My strange desire to keep up with her, and in the case with running, just a step ahead of her, was triggering me to forget about why I run, and exactly why I want to make improvements in it, which often was causing me to run for motives that caused me worry and guilt. I run because I really like it. I run because it reminds me of exactly what I am good at. The reason I run is, because it brings me joy and comfort. I run for companionship, and for comfort. I run to celebrate me, as well as to enjoy other people. For this I actually do not run to make others feel less fulfilled than me. I actually do not run to match others. The actual indisputable fact that I feel such self-confidence in my ability is reaction to the pleasures and advantages running gives my existence.
Support and Some Good Competition Can Work Wonders
So, I look on our evening run with a little remorse, but also a renewed sense of pleasure simply because running has taught me yet another lesson in everyday life; certainly one of compassion and grace- for myself and my family members. I may not be the fastest runner, the ideal article writer, or the most well traveled lady.

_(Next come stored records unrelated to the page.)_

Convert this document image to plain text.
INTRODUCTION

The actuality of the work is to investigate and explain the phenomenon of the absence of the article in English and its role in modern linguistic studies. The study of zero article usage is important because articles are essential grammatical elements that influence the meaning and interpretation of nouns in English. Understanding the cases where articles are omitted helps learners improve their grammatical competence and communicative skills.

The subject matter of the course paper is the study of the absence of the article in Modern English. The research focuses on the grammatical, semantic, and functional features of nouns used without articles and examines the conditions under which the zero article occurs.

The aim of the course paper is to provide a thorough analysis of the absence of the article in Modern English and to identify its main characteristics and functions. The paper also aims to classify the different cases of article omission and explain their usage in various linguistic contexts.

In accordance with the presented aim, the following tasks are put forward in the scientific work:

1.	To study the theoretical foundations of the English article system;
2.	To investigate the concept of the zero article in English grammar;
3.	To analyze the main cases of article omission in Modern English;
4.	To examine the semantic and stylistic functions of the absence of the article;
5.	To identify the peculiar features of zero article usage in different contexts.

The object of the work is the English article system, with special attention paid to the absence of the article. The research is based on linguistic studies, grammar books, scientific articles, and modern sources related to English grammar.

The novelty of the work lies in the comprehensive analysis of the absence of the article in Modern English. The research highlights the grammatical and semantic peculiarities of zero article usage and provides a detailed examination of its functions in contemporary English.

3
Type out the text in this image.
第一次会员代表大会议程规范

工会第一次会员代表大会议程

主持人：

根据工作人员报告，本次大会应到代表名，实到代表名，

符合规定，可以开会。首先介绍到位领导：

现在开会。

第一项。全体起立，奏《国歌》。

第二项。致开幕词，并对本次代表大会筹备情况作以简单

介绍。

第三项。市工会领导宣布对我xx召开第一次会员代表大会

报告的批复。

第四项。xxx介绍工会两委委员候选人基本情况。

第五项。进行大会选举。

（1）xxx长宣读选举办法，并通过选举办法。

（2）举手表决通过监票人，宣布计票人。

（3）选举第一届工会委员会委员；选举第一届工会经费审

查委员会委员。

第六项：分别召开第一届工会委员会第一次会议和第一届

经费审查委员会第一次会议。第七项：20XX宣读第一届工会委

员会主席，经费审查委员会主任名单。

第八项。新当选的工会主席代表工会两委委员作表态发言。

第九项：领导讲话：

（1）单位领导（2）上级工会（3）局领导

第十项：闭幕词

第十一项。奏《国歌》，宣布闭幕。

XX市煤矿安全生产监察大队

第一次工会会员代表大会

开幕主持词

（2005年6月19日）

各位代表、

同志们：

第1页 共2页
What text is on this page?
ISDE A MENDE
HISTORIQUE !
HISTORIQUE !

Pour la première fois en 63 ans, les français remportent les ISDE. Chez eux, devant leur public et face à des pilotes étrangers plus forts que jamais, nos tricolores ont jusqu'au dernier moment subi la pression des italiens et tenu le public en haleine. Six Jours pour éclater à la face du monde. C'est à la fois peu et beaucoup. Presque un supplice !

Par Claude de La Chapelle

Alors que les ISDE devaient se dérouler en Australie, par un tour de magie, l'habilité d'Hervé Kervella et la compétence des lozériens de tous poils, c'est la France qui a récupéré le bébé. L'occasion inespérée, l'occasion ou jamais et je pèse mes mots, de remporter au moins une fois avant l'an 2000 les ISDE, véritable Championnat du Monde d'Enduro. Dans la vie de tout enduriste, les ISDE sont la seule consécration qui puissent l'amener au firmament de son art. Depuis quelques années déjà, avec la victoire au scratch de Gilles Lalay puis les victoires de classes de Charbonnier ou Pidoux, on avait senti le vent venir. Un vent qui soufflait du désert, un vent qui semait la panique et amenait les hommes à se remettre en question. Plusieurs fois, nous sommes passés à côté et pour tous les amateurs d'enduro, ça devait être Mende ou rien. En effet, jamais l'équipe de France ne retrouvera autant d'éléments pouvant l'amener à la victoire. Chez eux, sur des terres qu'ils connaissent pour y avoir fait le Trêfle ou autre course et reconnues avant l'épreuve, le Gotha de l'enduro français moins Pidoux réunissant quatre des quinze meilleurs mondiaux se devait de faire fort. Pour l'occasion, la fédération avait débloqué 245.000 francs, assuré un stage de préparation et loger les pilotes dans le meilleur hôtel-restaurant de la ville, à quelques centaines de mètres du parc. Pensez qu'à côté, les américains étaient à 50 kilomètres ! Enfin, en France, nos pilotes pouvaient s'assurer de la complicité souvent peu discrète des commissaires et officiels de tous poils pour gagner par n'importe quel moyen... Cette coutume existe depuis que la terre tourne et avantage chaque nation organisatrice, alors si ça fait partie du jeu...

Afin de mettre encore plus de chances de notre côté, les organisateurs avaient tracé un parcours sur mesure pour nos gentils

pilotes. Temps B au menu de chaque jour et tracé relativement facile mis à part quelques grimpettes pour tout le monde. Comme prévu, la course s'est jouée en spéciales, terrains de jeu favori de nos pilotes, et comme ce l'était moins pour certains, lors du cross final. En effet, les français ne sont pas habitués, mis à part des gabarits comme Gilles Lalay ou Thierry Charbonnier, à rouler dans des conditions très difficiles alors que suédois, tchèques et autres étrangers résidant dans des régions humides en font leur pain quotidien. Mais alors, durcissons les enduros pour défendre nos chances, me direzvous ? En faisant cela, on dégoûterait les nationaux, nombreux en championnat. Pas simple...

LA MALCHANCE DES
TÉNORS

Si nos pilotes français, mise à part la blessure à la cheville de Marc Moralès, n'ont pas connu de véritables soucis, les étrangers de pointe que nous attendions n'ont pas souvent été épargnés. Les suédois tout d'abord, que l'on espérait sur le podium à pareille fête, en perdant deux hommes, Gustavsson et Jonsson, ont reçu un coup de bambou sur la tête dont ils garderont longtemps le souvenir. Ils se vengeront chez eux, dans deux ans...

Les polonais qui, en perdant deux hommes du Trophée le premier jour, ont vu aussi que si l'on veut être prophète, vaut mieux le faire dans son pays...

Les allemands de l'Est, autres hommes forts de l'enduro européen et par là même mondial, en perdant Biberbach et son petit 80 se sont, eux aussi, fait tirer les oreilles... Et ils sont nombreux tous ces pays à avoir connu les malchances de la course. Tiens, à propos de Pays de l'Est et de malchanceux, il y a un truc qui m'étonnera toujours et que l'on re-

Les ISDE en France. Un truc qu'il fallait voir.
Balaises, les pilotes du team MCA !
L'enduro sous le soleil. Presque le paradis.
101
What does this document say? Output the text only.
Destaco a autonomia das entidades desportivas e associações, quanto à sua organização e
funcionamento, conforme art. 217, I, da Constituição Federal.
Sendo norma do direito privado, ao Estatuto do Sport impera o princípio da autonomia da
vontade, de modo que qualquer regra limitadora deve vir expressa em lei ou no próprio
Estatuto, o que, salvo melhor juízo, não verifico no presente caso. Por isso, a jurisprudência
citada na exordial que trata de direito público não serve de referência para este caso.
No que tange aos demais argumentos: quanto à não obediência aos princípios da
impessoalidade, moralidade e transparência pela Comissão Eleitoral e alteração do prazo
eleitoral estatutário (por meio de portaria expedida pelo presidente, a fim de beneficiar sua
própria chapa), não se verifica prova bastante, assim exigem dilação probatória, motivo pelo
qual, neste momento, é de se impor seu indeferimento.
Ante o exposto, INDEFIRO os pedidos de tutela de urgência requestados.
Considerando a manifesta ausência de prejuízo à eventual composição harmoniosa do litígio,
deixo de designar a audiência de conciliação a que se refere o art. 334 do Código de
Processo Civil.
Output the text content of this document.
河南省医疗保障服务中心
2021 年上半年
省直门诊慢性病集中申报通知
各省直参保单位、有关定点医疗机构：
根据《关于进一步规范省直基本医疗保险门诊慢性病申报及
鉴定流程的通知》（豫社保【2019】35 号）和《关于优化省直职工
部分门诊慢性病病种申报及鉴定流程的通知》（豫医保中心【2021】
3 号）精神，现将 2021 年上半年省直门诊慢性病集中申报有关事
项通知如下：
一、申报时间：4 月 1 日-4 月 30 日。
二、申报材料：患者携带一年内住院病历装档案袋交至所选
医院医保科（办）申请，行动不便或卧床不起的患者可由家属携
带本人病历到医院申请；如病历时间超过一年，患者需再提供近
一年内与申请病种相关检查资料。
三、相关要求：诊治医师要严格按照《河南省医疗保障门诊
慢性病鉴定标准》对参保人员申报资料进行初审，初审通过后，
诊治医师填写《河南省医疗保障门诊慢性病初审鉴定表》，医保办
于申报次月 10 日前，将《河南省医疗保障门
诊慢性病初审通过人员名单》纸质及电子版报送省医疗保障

However I actually do all those important things. And the lesson running continues to inspire is this: when I labor for enough time and with enough concentration at attaining my hopes and dreams I am going to achieve them.
Maybe I will cross the finish line of life at a different time than my friend; however, I know one thing for sure: I am going to go across it. And I know with confidence that my friend will be the very first individual waiting at the end for me personally, with a hug, and words of praise for my achievement. I will take reassurance in knowing I have a friend that can help to highlight the lessons of running within my daily life that make me a much better runner and a better individual.